Tony Curtis talked like he looked: oily, with remnants of Bernard Schwartz of the Bronx never far off. I don’t want to know what went on in the Hollywood Babylon days; a man married six times certainly has more anecdotes than one has lives to listen to them. Although I haven’t seen even half of his (vast) filmography, his most famous roles projected intelligence and the instinct to live, as The Sweet Smell of Success‘ Sydney Falco puts it, “avidly, avidly.” Watch the posted clip and notice, at the 1: 04 mark, a very rare instance of a Hollywood film from the fifties having the patience to show an actor thinking in character.
After a dozen viewings I still can’t find another performance like Curtis’ in Success — only Tom Cruise in Magnolia proved he had the shrewdness to understand how one can fuse good looks, ambition, and a monstrous ego into the kind of villainy that’s intensely sympathetic. Both performances have this in common too: their respective movies disappoint them with cornball reconciliations. If Curtis never topped it, what other Hollywood actor with an ice cream face could have? So give him credit for accepting another role which exploited audience perceptions. Curtis exuded sexual ambivalence. His Dorothy in Some Like It Hot is femme-y, curvy, and sensuous in ways that Lemmon, who’s obviously having a great time, can’t match. On the other side, the somberness of expression lets us know that his otherwise ridiculous slave boy Antoninus in Spartacus understands the differences between snails and oysters. I’ve read rumors about his sexuality for years; to his immense credit, he seems to have recognized it and gotten downright campy in the last twenty years: eyeliner, powder, great scarves.

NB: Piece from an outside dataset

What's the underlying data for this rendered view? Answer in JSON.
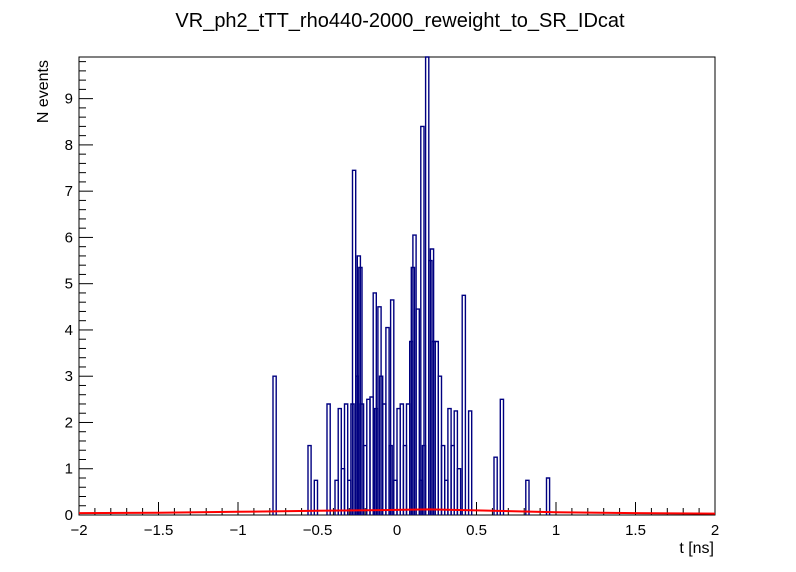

An enterprising director might have given Curtis the great late career roles in which co-star Burt Lancaster basked. They weren’t equals: Lancaster’s roles read like a career in self-education, a way of testing his limits and ways to integrate his intense physicality and intelligence. Whether we should blame Curtis’ publicized drug problems or simple disinterest, it shows how much of his career was comprised of missed chances.